Here's a rough framework for platform strengths:
- Text-first platforms: Breaking news and timely takes perform best
- Long-form platforms: Personal stories and deep dives get read and shared
- Short-form video: Algorithm-driven, so follower count matters less
Algorithm changes are constant and consequential. Posts that used to reach your followers reliably may now get buried. The only way to stay current is to observe your feed daily and track how engagement patterns shift.
My approach is relentless observation. Study what's working for others, analyze the format and framing, adapt it to your content, and iterate. It's not glamorous, but it's the most reliable path to growth.
SECTION 08
Solo App Developers Who Tell Stories Win
Nobody wants to see a product announcement. Feature lists and release notes don't spread unless the product is genuinely groundbreaking — and most aren't.
What indie developers can offer that companies can't is the story of who built it and why. When I publicly committed to quitting client work and going all-in on indie development, sharing that journey in real time gradually built an audience that cared about what I'd build next.

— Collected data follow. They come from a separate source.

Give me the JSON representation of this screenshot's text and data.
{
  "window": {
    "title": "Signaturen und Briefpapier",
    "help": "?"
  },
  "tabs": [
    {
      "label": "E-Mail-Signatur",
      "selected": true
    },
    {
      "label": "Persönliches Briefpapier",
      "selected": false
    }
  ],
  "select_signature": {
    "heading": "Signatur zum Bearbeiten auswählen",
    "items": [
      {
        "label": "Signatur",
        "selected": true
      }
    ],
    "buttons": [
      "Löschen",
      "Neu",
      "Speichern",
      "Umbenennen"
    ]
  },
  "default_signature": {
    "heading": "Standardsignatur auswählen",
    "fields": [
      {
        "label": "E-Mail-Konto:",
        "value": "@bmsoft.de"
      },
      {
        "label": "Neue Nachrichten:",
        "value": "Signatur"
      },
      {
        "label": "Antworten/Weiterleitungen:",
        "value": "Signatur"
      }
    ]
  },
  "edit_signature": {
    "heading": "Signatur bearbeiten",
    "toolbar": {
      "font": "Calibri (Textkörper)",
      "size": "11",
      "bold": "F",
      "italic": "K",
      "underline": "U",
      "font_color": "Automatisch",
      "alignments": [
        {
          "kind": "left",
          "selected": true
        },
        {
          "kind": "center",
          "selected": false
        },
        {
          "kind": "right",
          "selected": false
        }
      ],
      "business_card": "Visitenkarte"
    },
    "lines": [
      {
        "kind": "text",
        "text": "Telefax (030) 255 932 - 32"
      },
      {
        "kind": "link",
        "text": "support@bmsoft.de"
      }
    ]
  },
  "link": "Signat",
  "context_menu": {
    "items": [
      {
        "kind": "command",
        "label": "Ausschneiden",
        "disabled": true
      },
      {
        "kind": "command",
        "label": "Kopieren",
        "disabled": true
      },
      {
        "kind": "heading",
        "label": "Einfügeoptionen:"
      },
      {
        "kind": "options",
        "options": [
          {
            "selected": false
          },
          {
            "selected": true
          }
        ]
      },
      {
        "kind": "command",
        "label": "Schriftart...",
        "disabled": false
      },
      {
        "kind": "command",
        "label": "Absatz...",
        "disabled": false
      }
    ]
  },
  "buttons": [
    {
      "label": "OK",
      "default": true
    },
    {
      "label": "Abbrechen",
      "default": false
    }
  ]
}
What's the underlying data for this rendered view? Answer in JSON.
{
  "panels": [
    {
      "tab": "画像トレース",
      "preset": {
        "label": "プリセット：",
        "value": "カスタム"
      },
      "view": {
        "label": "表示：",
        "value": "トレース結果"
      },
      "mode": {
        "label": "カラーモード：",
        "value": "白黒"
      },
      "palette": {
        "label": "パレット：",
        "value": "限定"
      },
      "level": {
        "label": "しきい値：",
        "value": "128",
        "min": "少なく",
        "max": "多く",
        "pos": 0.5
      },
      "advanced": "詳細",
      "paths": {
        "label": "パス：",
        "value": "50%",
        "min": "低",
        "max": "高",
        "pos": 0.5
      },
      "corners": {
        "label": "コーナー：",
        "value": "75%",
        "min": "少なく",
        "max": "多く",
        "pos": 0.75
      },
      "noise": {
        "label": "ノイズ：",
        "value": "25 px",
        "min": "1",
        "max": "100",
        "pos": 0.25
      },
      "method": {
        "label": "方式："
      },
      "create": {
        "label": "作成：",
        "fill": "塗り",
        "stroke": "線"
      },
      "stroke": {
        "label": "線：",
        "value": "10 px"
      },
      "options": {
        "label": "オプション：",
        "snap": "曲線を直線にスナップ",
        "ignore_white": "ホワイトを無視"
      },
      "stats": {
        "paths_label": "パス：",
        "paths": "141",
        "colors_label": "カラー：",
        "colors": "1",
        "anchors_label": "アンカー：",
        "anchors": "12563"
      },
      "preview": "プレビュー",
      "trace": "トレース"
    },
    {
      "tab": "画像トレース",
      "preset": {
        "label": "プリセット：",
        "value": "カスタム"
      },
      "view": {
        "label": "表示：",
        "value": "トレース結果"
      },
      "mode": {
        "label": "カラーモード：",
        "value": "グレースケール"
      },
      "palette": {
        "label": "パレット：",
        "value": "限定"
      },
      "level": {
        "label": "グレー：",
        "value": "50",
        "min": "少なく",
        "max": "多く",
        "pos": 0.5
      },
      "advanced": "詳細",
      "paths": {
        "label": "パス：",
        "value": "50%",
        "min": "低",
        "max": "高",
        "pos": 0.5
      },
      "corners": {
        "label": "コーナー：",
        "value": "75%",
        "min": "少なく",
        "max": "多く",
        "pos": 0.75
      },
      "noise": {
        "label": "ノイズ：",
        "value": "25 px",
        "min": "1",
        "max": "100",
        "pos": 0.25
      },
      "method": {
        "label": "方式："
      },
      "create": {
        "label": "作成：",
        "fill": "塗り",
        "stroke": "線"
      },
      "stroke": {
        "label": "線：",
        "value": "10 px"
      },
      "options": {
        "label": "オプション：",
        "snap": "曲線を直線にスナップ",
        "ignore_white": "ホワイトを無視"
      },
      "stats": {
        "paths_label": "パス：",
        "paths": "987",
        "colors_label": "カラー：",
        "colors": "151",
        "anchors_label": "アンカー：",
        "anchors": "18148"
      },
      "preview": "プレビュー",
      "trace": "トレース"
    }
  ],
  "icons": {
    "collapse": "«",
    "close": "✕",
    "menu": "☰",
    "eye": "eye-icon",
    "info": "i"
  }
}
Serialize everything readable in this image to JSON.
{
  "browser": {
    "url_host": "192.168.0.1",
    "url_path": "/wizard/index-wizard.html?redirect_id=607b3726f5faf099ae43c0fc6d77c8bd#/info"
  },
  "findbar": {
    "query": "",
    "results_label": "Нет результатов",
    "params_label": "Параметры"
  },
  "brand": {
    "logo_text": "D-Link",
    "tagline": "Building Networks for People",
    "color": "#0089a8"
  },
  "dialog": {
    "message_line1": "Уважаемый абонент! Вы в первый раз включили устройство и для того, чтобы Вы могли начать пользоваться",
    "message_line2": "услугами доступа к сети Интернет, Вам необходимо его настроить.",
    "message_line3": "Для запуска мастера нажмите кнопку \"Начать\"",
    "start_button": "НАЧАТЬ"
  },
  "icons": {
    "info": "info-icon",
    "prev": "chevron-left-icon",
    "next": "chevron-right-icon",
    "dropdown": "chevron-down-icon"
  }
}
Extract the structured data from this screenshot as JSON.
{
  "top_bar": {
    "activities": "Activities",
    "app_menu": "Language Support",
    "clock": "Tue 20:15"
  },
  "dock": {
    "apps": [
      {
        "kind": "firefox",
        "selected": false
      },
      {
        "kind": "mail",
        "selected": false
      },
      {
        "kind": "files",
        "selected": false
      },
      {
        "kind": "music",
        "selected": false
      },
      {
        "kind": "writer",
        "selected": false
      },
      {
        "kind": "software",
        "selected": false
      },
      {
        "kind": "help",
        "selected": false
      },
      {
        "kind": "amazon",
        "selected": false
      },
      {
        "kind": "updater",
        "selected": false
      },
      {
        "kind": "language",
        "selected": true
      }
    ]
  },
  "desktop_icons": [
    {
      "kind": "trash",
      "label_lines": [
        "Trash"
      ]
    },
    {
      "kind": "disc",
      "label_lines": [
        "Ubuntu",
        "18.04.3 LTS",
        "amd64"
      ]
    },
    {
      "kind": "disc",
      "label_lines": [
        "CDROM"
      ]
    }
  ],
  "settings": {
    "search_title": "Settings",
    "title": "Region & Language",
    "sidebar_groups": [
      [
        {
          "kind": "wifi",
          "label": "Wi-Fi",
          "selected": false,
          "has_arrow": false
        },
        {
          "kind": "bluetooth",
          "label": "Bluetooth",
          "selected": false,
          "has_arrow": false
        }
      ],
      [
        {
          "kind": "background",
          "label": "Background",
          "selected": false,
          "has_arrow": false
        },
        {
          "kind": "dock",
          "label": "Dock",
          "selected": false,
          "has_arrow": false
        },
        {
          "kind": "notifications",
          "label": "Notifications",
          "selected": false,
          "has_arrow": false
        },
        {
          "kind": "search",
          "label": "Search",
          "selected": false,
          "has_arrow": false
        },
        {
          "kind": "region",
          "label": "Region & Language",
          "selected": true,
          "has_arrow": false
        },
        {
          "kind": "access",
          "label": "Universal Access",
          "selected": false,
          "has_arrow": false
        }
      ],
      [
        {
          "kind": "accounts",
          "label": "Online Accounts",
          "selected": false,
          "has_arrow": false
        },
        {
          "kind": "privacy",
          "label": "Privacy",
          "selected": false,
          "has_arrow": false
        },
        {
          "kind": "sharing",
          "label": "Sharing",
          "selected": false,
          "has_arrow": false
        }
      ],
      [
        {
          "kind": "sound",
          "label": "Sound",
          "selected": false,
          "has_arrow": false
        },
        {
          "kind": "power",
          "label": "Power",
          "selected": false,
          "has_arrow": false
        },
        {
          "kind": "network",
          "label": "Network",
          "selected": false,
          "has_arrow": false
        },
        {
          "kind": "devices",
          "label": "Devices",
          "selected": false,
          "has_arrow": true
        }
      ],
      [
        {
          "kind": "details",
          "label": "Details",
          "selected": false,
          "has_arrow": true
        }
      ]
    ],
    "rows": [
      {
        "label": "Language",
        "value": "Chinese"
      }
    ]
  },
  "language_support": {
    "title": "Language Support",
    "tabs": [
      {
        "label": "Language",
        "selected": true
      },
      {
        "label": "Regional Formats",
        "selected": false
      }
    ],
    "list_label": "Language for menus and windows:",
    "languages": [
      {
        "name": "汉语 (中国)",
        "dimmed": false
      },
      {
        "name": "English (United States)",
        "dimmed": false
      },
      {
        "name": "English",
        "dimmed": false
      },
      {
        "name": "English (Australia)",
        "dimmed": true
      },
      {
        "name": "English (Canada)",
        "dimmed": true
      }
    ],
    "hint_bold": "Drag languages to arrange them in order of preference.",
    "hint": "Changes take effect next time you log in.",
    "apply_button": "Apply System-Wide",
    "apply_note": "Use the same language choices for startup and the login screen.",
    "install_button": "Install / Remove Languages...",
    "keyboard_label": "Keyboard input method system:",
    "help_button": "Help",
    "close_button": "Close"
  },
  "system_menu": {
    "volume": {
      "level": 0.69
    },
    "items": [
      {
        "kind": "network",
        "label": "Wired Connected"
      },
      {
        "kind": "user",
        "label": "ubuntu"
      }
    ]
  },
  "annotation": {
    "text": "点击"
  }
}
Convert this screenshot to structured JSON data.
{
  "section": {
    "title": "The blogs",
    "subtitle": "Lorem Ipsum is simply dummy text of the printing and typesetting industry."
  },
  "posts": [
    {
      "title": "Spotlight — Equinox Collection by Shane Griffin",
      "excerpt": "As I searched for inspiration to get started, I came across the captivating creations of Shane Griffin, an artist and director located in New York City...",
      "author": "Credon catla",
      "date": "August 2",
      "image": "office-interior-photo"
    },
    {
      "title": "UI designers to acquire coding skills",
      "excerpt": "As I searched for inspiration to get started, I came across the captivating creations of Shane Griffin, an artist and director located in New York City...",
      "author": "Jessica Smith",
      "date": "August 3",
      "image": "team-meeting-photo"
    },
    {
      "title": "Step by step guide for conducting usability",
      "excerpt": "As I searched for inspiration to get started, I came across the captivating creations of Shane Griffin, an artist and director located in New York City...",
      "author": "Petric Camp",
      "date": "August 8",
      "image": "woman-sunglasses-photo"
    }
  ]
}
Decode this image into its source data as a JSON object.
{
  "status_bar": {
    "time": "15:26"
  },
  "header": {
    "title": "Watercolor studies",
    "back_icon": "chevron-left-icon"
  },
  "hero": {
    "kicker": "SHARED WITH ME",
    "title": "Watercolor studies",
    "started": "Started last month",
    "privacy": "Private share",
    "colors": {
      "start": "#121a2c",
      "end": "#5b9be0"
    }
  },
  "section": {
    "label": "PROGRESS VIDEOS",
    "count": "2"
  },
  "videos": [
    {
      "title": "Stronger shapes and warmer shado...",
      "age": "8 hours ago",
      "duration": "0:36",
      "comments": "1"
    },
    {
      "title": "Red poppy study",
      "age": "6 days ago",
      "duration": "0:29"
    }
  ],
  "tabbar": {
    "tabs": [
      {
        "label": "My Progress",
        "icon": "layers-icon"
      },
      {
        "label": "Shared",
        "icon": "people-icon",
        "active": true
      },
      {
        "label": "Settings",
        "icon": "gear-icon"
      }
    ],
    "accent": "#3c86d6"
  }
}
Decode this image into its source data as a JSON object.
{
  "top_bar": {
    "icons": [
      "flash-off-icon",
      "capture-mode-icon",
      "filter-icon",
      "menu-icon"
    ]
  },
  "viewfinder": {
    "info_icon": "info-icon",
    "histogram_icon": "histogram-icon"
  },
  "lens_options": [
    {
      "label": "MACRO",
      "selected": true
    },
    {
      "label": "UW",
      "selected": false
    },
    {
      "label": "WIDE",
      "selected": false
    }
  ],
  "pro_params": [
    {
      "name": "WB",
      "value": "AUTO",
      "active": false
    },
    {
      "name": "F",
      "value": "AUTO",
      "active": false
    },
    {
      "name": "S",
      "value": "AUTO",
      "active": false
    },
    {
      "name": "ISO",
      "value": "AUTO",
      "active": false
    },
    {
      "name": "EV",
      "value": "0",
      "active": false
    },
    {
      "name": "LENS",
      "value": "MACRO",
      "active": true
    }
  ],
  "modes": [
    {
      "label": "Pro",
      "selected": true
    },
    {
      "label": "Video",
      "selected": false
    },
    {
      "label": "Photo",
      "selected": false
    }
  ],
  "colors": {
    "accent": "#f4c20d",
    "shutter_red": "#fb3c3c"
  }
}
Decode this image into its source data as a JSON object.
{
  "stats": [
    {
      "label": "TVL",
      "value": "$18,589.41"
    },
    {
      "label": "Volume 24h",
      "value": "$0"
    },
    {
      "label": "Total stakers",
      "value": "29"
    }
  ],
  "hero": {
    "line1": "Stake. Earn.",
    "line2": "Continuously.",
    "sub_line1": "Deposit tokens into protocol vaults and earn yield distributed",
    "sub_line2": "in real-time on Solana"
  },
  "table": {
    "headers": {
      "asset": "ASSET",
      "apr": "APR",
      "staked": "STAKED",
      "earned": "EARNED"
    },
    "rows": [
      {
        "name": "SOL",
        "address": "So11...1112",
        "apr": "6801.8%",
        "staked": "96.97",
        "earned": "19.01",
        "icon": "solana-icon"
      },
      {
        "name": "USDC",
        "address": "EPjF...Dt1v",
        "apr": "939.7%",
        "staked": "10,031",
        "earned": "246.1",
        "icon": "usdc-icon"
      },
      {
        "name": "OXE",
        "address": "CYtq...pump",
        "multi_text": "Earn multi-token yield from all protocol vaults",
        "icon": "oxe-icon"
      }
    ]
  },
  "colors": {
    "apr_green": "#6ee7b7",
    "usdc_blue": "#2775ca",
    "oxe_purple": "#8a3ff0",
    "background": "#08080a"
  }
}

Accounts that attract followers share common traits:
- You can follow the journey as it unfolds in real time
- You see what works and what fails
- The person behind the product feels genuine and worth supporting
In many ways, indie developers are closer to artists than to startups. You share your creative vision, build an audience that resonates with it, and offer your work to people who already believe in what you're doing.
Consistent presence means your audience already has context when you launch something new. That's a fundamentally different — and far stronger — position than cold-announcing to strangers. And it costs nothing.
SECTION 09
5 Steps You Can Take This Week
Here's how to translate everything above into action this week. The goal is to have your foundation in place within seven days.
Step 1: Define your target in one sentence. "People in [situation] who are struggling with [problem]." Trying to reach everyone means reaching no one.
Step 2: Pick one content theme and commit to consistency. Choose the intersection of what you know deeply and what your target audience wants to learn. If this drifts, your follower base fragments.
Step 3: Post one useful piece of information every day. Information first, opinions later. Formats that work well:
- Summarize something new in your field
- Share the results of something you tried
- Offer a specific insight from your own experience
Step 4: Watch the data and identify what resonates. Track engagement on each post and look for patterns. When something doesn't work, switch approaches quickly — the same principle that applies to product development applies here.
Step 5: Expand your best-performing posts into long-form content. Take what resonated in short form and develop it into blog posts, articles, or videos. Validating in short form first, then expanding, is the most efficient workflow.
SECTION 10
Slow Accumulation Beats Viral Moments
In indie development, aiming for steady accumulation of trust and traffic beats chasing viral moments. A single spike in attention has no lasting value without a system to retain those users.
One of my services grew its revenue month by month until it reached a point where I was able to sell it through M&A. The buyer wasn't interested because of a viral post — they cared that the product had a track record of real users and real revenue, built through sustained organic effort.

100 deeply engaged users are enough to ignite real growth. The question isn't how many followers you have — it's whether the people using your product genuinely care about it. The funnel design covered in this article is how you find those 100 people.
The era of "build it and they will come" is over. Building and distributing are equally important, and both need to be considered from the design phase. But you don't need an ad budget. You need the commitment to keep showing up and the discipline to keep improving based on what you observe.